Monday, Oct. 05, 1981

Coming Soon

A successor for Lopez Portillo

The expectant throng that gathered last week in Mexico City's Zdcalo, the vast stone plaza fronting on the presidential National Palace, included labor leaders, congressmen, bankers, politicians--a virtual cross section of Mexico's power elite.

They thronged to take part in an old political ritual: los besamanos, or hand-kissing, congratulations for the man chosen to run the country for the single six-year term that Mexico's constitution allows.

Even though presidential elections will not be held until July 1982, the name of the President-to-be had just been made known. He is Miguel de la Madrid Hurtado, 46, the government's Secretary of Programming and Budget.

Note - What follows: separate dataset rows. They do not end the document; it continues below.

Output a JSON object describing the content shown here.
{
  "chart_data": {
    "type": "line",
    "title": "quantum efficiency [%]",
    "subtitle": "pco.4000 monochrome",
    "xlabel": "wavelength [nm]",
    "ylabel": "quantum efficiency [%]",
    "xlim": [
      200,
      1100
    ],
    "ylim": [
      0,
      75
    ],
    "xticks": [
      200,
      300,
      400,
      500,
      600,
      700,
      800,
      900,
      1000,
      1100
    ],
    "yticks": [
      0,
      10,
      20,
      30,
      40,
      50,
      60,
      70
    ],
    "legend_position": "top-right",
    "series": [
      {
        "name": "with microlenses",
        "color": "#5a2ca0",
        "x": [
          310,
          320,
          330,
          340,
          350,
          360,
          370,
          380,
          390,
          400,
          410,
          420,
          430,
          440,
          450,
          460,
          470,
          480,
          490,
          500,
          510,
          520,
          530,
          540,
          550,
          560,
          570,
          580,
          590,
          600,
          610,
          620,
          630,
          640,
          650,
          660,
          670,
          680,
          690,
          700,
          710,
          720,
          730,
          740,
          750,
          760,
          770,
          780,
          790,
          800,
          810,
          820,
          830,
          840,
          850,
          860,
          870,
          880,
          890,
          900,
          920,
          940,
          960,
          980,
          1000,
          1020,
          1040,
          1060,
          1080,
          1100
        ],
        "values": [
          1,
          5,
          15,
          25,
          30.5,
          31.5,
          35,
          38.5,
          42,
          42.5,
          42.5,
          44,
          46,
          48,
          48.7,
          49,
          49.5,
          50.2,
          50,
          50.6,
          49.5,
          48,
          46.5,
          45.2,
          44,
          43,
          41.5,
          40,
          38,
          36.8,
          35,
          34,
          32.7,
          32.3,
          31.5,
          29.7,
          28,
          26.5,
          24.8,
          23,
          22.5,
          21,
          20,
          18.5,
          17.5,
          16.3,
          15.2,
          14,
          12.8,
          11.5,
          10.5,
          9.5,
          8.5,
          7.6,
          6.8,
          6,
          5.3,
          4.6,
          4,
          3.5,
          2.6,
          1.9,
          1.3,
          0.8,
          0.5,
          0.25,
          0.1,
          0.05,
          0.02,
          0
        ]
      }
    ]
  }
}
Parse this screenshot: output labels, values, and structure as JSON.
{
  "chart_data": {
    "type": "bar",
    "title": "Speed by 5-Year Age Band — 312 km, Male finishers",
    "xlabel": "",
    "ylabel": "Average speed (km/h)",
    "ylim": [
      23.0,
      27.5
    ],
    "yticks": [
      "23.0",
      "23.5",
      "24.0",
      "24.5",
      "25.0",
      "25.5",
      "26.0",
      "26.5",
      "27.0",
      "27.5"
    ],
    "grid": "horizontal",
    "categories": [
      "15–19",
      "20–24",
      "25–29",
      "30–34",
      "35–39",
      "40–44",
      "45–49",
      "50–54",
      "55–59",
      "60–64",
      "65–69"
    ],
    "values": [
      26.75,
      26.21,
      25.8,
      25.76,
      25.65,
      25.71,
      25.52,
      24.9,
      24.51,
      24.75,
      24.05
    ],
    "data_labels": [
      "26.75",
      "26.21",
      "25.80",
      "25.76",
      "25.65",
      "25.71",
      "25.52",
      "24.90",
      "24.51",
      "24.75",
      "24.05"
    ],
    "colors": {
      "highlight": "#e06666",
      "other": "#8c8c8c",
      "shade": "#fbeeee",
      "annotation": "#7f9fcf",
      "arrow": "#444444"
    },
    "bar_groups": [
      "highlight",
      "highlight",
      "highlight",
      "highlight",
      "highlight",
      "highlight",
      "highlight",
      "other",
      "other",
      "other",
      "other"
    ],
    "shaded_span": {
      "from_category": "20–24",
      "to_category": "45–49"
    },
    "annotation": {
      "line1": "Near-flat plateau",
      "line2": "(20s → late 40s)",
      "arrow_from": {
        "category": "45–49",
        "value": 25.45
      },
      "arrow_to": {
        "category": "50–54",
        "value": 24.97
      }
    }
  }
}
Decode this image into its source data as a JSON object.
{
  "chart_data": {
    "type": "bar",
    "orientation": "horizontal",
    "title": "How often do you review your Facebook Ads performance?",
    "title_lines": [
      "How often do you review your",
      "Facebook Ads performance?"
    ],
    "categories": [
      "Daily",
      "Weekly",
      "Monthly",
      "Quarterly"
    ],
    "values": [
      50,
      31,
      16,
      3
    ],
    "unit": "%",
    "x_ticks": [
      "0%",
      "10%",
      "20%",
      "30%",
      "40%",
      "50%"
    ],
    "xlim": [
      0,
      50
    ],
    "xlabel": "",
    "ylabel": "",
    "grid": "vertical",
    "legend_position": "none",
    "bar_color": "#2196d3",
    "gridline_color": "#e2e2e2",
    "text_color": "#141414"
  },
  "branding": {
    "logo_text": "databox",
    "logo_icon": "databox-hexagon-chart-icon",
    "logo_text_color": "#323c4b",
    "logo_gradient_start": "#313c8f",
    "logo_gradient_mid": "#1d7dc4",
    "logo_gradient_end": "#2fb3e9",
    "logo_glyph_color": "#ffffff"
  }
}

His selection by the country's monolithic Institutional Revolutionary Party (P.R.I.) had been announced a month sooner than expected by the incumbent, President Jose Lopez Portillo.

De la Madrid still must run for the job, but it is a foregone conclusion that he will succeed; the P.R.I, has held a monopoly on political power in Mexico for 52 years. The real surprise was the stepped-up scheduling for Lopez Portillo's announcement, which may mean that the patrician author-statesman has come to realize that he is in deep political trouble. Despite a booming economy and 72 billion bbl. of proven oil reserves, Mexico has been spending money so fast that the country faces a balance of payments deficit of as much as $.10 billion this year. On the diplomatic front, Lopez Portillo greatly irritated the Reagan Administration in August when, along with France, Mexico recognized the Marxist insurgents in El Salvador as a "representative political force," implicitly undercutting U.S. support for that country's civilian-military regime.

In both economic and diplomatic terms, De la Madrid is an almost ideal antidote to Lopez Portillo's problems.

Harvard educated, he is the chief author of Mexico's 20-year development plan and thus in a good position to ponder austerity measures. Well known and well liked by the U.S. embassy in Mexico City, he is considered unlikely to repeat Lopez Portillo's recent diplomatic wave making.

In his first public address, De la Madrid told a cheering, banner-waving throng that his chief task will be to "choose the correct route that benefits the Mexican people." As Lopez Portillo has discovered, even with the advantages of oil wealth, that is not always easy.